Bir başka nokta da; mesela "polis itirafçı
oldu" deniliyor. Hayır itirafçı değil. O devletin adamı.
Difüzyon var burda. Sen nasıl devlete girmeye çalışıyorsan, devlet de sana
giriyor. Herşey kontrolde.
GÜLEN'İN YANINDA EN AZ 3-5 TANE DEVLETİN ADAMI VAR,
ALDIĞI NEFES BİLE BİLİNİYOR
Ben yine söylüyorum. Bugün Fethullah Gülen'in yanında
en az üç beş tane devletin adamı var. Nefes alıp verdiği her şey biliniyor,
kaydediliyor. Hiç kendimizi kandırmayalım, aldatmayalım.
"EN MAHREM TOPLANTILARDA BİLE DERDİM Kİ..."
O yüzden ben toplantılarda hep şöyle derdim: Bu
toplantıları Milli Güvenlik Kurulu (MGK) önünde yapıyor gibi yapmayacaksak, yapmayalım
kardeşim. Biz ne yapıyoruz? En mahrem toplantılarda dediğim budur benim. Bizim
devletten saklanacak neyimiz olur? Ne yapıyoruz ki devletten saklıyoruz?
İşte bu yapı, daha sonra böyle bir noktaya çekildi.
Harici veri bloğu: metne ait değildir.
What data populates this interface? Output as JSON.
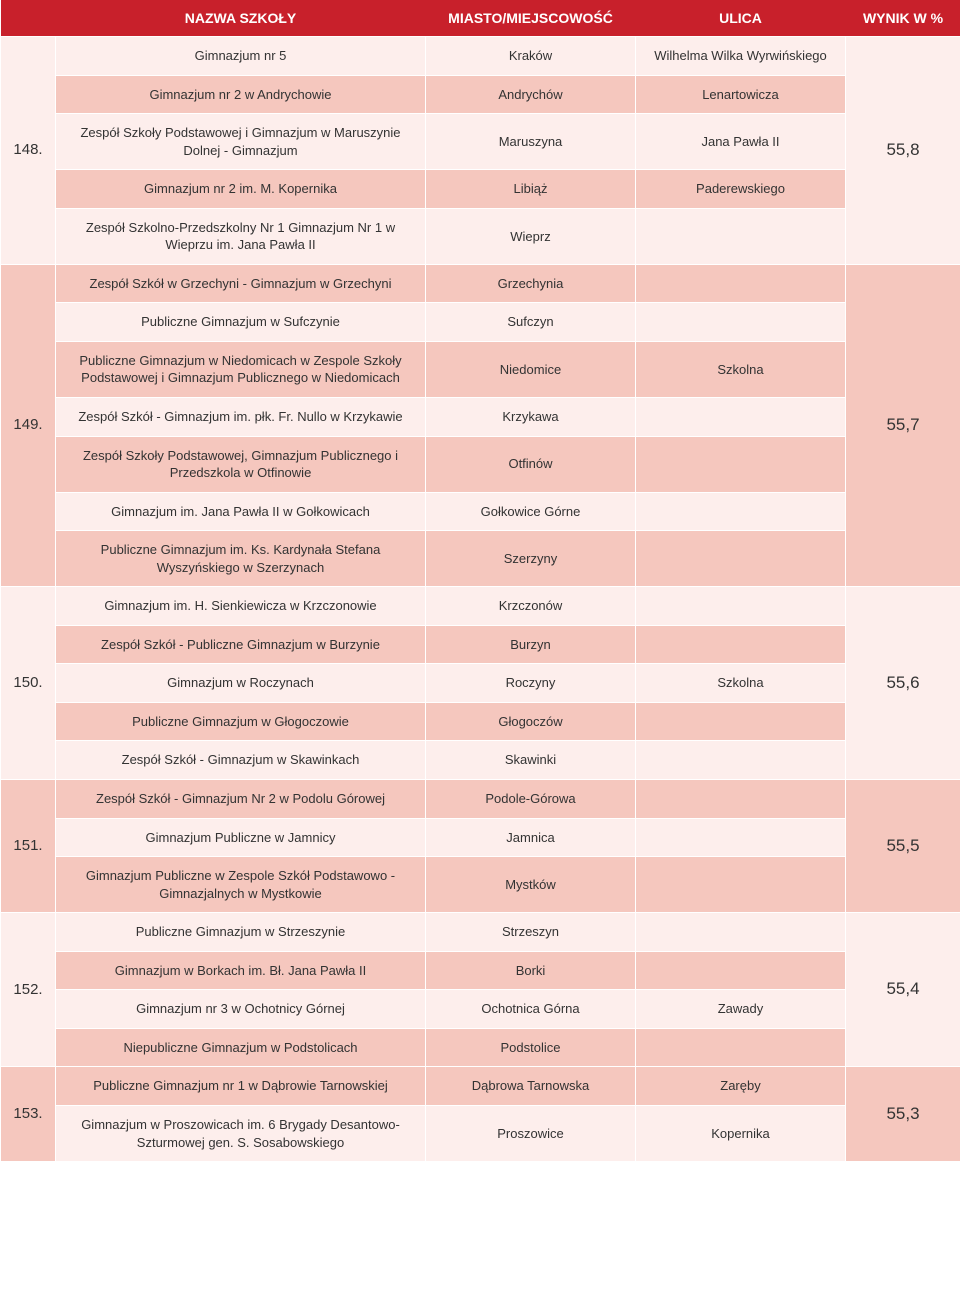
{
  "header": {
    "rank": "",
    "school": "NAZWA SZKOŁY",
    "city": "MIASTO/MIEJSCOWOŚĆ",
    "street": "ULICA",
    "score": "WYNIK W %"
  },
  "groups": [
    {
      "rank": "148.",
      "score": "55,8",
      "c1": "#fdeeec",
      "c2": "#f5c7be",
      "rows": [
        {
          "school": "Gimnazjum nr 5",
          "city": "Kraków",
          "street": "Wilhelma Wilka Wyrwińskiego"
        },
        {
          "school": "Gimnazjum nr 2 w Andrychowie",
          "city": "Andrychów",
          "street": "Lenartowicza"
        },
        {
          "school": "Zespół Szkoły Podstawowej i Gimnazjum w Maruszynie Dolnej - Gimnazjum",
          "city": "Maruszyna",
          "street": "Jana Pawła II"
        },
        {
          "school": "Gimnazjum nr 2 im. M. Kopernika",
          "city": "Libiąż",
          "street": "Paderewskiego"
        },
        {
          "school": "Zespół Szkolno-Przedszkolny Nr 1 Gimnazjum Nr 1 w Wieprzu im. Jana Pawła II",
          "city": "Wieprz",
          "street": ""
        }
      ]
    },
    {
      "rank": "149.",
      "score": "55,7",
      "c1": "#f5c7be",
      "c2": "#fdeeec",
      "rows": [
        {
          "school": "Zespół Szkół w Grzechyni - Gimnazjum w Grzechyni",
          "city": "Grzechynia",
          "street": ""
        },
        {
          "school": "Publiczne Gimnazjum w Sufczynie",
          "city": "Sufczyn",
          "street": ""
        },
        {
          "school": "Publiczne Gimnazjum w Niedomicach w Zespole Szkoły Podstawowej i Gimnazjum Publicznego w Niedomicach",
          "city": "Niedomice",
          "street": "Szkolna"
        },
        {
          "school": "Zespół Szkół - Gimnazjum im. płk. Fr. Nullo w Krzykawie",
          "city": "Krzykawa",
          "street": ""
        },
        {
          "school": "Zespół Szkoły Podstawowej, Gimnazjum Publicznego i Przedszkola w Otfinowie",
          "city": "Otfinów",
          "street": ""
        },
        {
          "school": "Gimnazjum im. Jana Pawła II w Gołkowicach",
          "city": "Gołkowice Górne",
          "street": ""
        },
        {
          "school": "Publiczne Gimnazjum im. Ks. Kardynała Stefana Wyszyńskiego w Szerzynach",
          "city": "Szerzyny",
          "street": ""
        }
      ]
    },
    {
      "rank": "150.",
      "score": "55,6",
      "c1": "#fdeeec",
      "c2": "#f5c7be",
      "rows": [
        {
          "school": "Gimnazjum im. H. Sienkiewicza w Krzczonowie",
          "city": "Krzczonów",
          "street": ""
        },
        {
          "school": "Zespół Szkół - Publiczne Gimnazjum w Burzynie",
          "city": "Burzyn",
          "street": ""
        },
        {
          "school": "Gimnazjum w Roczynach",
          "city": "Roczyny",
          "street": "Szkolna"
        },
        {
          "school": "Publiczne Gimnazjum w Głogoczowie",
          "city": "Głogoczów",
          "street": ""
        },
        {
          "school": "Zespół Szkół - Gimnazjum w Skawinkach",
          "city": "Skawinki",
          "street": ""
        }
      ]
    },
    {
      "rank": "151.",
      "score": "55,5",
      "c1": "#f5c7be",
      "c2": "#fdeeec",
      "rows": [
        {
          "school": "Zespół Szkół - Gimnazjum Nr 2 w Podolu Górowej",
          "city": "Podole-Górowa",
          "street": ""
        },
        {
          "school": "Gimnazjum Publiczne w Jamnicy",
          "city": "Jamnica",
          "street": ""
        },
        {
          "school": "Gimnazjum Publiczne w Zespole Szkół Podstawowo - Gimnazjalnych w Mystkowie",
          "city": "Mystków",
          "street": ""
        }
      ]
    },
    {
      "rank": "152.",
      "score": "55,4",
      "c1": "#fdeeec",
      "c2": "#f5c7be",
      "rows": [
        {
          "school": "Publiczne Gimnazjum w Strzeszynie",
          "city": "Strzeszyn",
          "street": ""
        },
        {
          "school": "Gimnazjum w Borkach im. Bł. Jana Pawła II",
          "city": "Borki",
          "street": ""
        },
        {
          "school": "Gimnazjum nr 3 w Ochotnicy Górnej",
          "city": "Ochotnica Górna",
          "street": "Zawady"
        },
        {
          "school": "Niepubliczne Gimnazjum w Podstolicach",
          "city": "Podstolice",
          "street": ""
        }
      ]
    },
    {
      "rank": "153.",
      "score": "55,3",
      "c1": "#f5c7be",
      "c2": "#fdeeec",
      "rows": [
        {
          "school": "Publiczne Gimnazjum nr 1 w Dąbrowie Tarnowskiej",
          "city": "Dąbrowa Tarnowska",
          "street": "Zaręby"
        },
        {
          "school": "Gimnazjum w Proszowicach im. 6 Brygady Desantowo-Szturmowej gen. S. Sosabowskiego",
          "city": "Proszowice",
          "street": "Kopernika"
        }
      ]
    }
  ]
}
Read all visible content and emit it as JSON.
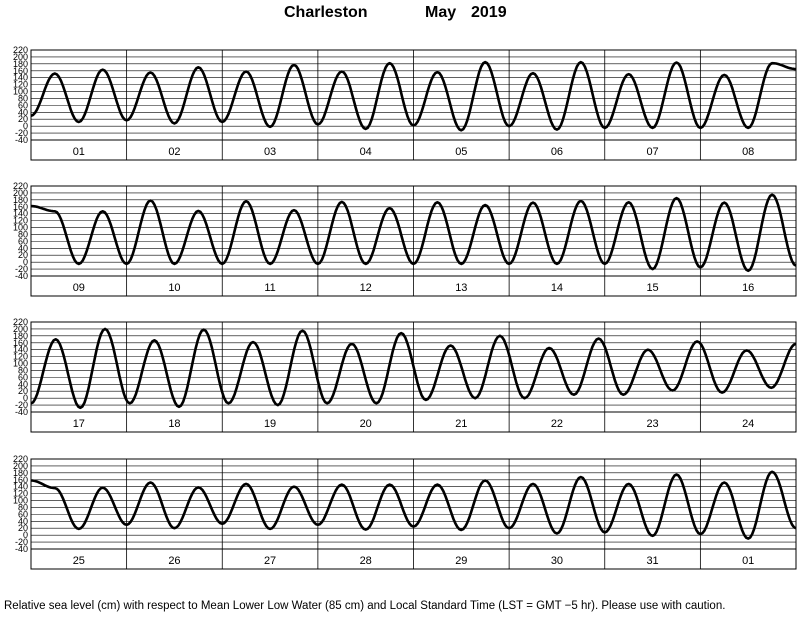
{
  "header": {
    "station": "Charleston",
    "month": "May",
    "year": "2019"
  },
  "caption": "Relative sea level (cm) with respect to Mean Lower Low Water (85 cm) and Local Standard Time (LST = GMT −5 hr). Please use with caution.",
  "chart_data": {
    "type": "line",
    "units": "cm",
    "ylim": [
      -40,
      220
    ],
    "yticks": [
      220,
      200,
      180,
      160,
      140,
      120,
      100,
      80,
      60,
      40,
      20,
      0,
      -20,
      -40
    ],
    "grid": true,
    "color": "#000000",
    "note": "Each day is one panel column; values are approximate high/low tide extremes read off the plot, listed in chronological order starting at 00:00 of the first day of each row.",
    "panels": [
      {
        "days": [
          "01",
          "02",
          "03",
          "04",
          "05",
          "06",
          "07",
          "08"
        ],
        "extrema": [
          30,
          152,
          12,
          163,
          17,
          155,
          8,
          170,
          12,
          158,
          -2,
          177,
          5,
          158,
          -8,
          182,
          2,
          156,
          -12,
          185,
          0,
          153,
          -10,
          185,
          -5,
          150,
          -5,
          184,
          -5,
          148,
          -5,
          182,
          165
        ]
      },
      {
        "days": [
          "09",
          "10",
          "11",
          "12",
          "13",
          "14",
          "15",
          "16"
        ],
        "extrema": [
          162,
          147,
          -5,
          147,
          -5,
          178,
          -5,
          148,
          -5,
          176,
          -5,
          150,
          -5,
          174,
          -5,
          156,
          -5,
          173,
          -5,
          165,
          -5,
          172,
          -5,
          177,
          -5,
          173,
          -20,
          185,
          -15,
          172,
          -25,
          195,
          -10
        ]
      },
      {
        "days": [
          "17",
          "18",
          "19",
          "20",
          "21",
          "22",
          "23",
          "24"
        ],
        "extrema": [
          -15,
          170,
          -28,
          200,
          -15,
          167,
          -25,
          198,
          -15,
          162,
          -20,
          195,
          -15,
          157,
          -15,
          188,
          -5,
          152,
          0,
          180,
          0,
          145,
          10,
          172,
          10,
          140,
          22,
          164,
          16,
          138,
          30,
          157
        ]
      },
      {
        "days": [
          "25",
          "26",
          "27",
          "28",
          "29",
          "30",
          "31",
          "01"
        ],
        "extrema": [
          158,
          136,
          18,
          137,
          30,
          152,
          20,
          138,
          33,
          148,
          18,
          140,
          30,
          146,
          16,
          146,
          25,
          146,
          15,
          158,
          20,
          148,
          5,
          168,
          8,
          148,
          -2,
          175,
          3,
          152,
          -10,
          183,
          20
        ]
      }
    ]
  }
}
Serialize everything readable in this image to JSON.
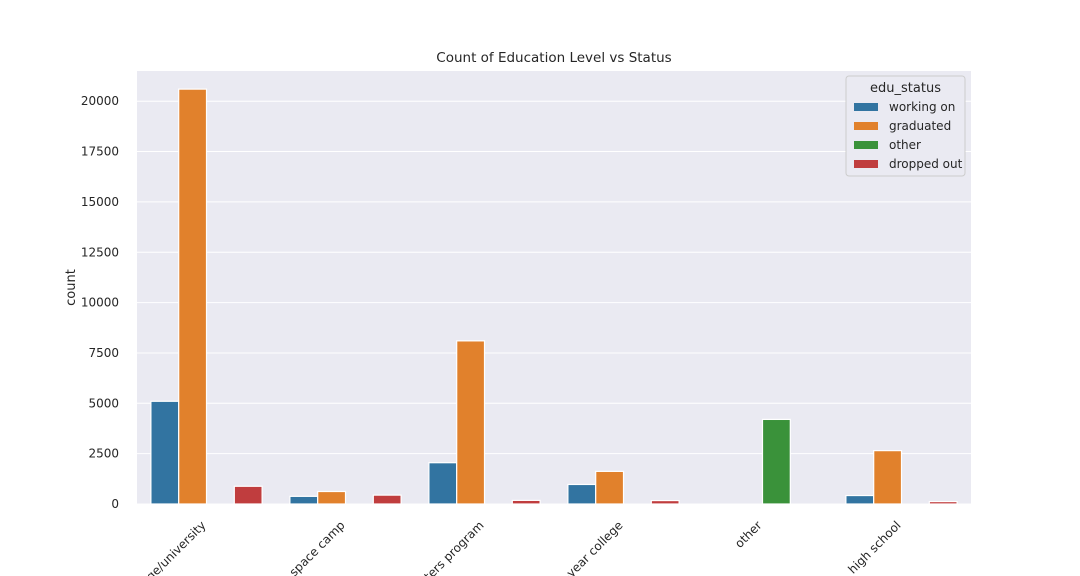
{
  "chart_data": {
    "type": "bar",
    "title": "Count of Education Level vs Status",
    "xlabel": "",
    "ylabel": "count",
    "ylim": [
      0,
      21500
    ],
    "yticks": [
      0,
      2500,
      5000,
      7500,
      10000,
      12500,
      15000,
      17500,
      20000
    ],
    "grid": true,
    "categories": [
      "college/university",
      "space camp",
      "masters program",
      "two-year college",
      "other",
      "high school"
    ],
    "series": [
      {
        "name": "working on",
        "color": "#3274a1",
        "values": [
          5100,
          380,
          2050,
          970,
          0,
          420
        ]
      },
      {
        "name": "graduated",
        "color": "#e1812c",
        "values": [
          20600,
          620,
          8100,
          1620,
          0,
          2650
        ]
      },
      {
        "name": "other",
        "color": "#3a923a",
        "values": [
          0,
          0,
          0,
          0,
          4200,
          0
        ]
      },
      {
        "name": "dropped out",
        "color": "#c03d3e",
        "values": [
          880,
          440,
          180,
          170,
          0,
          120
        ]
      }
    ],
    "legend": {
      "title": "edu_status",
      "placement": "top-right"
    }
  }
}
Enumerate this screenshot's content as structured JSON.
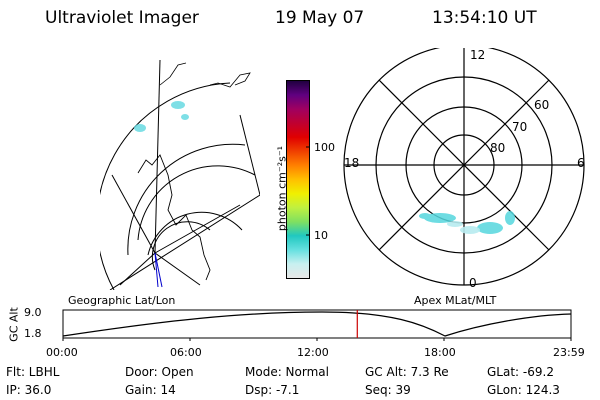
{
  "header": {
    "instrument": "Ultraviolet Imager",
    "date": "19 May 07",
    "time": "13:54:10 UT"
  },
  "colorbar": {
    "unit_label": "photon cm⁻²s⁻¹",
    "tick_100": "100",
    "tick_10": "10",
    "colors": [
      "#e8e8e8",
      "#c8f0f0",
      "#66e0e0",
      "#20c8c0",
      "#80e060",
      "#c0f040",
      "#f0f000",
      "#ffc000",
      "#ff8000",
      "#f04000",
      "#e00000",
      "#c00030",
      "#a00060",
      "#600080",
      "#200040"
    ]
  },
  "polar_plot": {
    "label_12": "12",
    "label_18": "18",
    "label_6": "6",
    "label_0": "0",
    "label_60": "60",
    "label_70": "70",
    "label_80": "80",
    "title": "Apex MLat/MLT"
  },
  "geo_plot": {
    "title": "Geographic Lat/Lon"
  },
  "altitude_plot": {
    "ylabel": "GC Alt",
    "ymax": "9.0",
    "ymin": "1.8",
    "x_ticks": [
      "00:00",
      "06:00",
      "12:00",
      "18:00",
      "23:59"
    ],
    "marker_color": "#cc0000",
    "marker_fraction": 0.5793
  },
  "info": {
    "flt": "Flt: LBHL",
    "ip": "IP: 36.0",
    "door": "Door: Open",
    "gain": "Gain: 14",
    "mode": "Mode: Normal",
    "dsp": "Dsp:    -7.1",
    "gc_alt": "GC Alt: 7.3 Re",
    "seq": "Seq: 39",
    "glat": "GLat:  -69.2",
    "glon": "GLon: 124.3"
  }
}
Ben bu yapılanma içinde en son, en uç noktada bulundum. Gülen'den sonraki
ekibin içindeydim ben. Fakat, yapılan çalışmalara bakıyorum, MİT'ten olduğu
söylenen arkadaşlar var. Yine o 10 kişinin içinde onlar. Kimi neyden gizliyoruz
biz?
"DEVLET BİZİMLE GIRGIR GEÇMİŞ"
O açıdan eskiden beri bir difüzyon var zaten. Boşuna
birbirimizi kandırmayalım. Ben hep diyorum: Devlet bizimle gırgır geçmiş.
Gülen'in aranmaları, şunlar bunlar... Sonradan çıktı hep ortaya. "6 sene
arandı" dediğiniz adam, aranmamış meğer. Kendileri söylediler: Yok biz
seni aramıyoruz dediler.
Bu hareketi basite indirgememek lazım, ama üstesinden
gelinemez bir hareket olarak da görmemek lazım.
Bir dönem Fethullah Gülen'in en yakınında bulunmuş,
Daha sonra Cemaat'ten ayrılmış olan
LATİF ERDOĞAN / A Haber
Cenab-ı Hak bizleri çok çok büyük bir musibetten kurtardı.
Çok büyük bir beladan kurtardı. ALLAHA ne kadar şükür etsek azdır.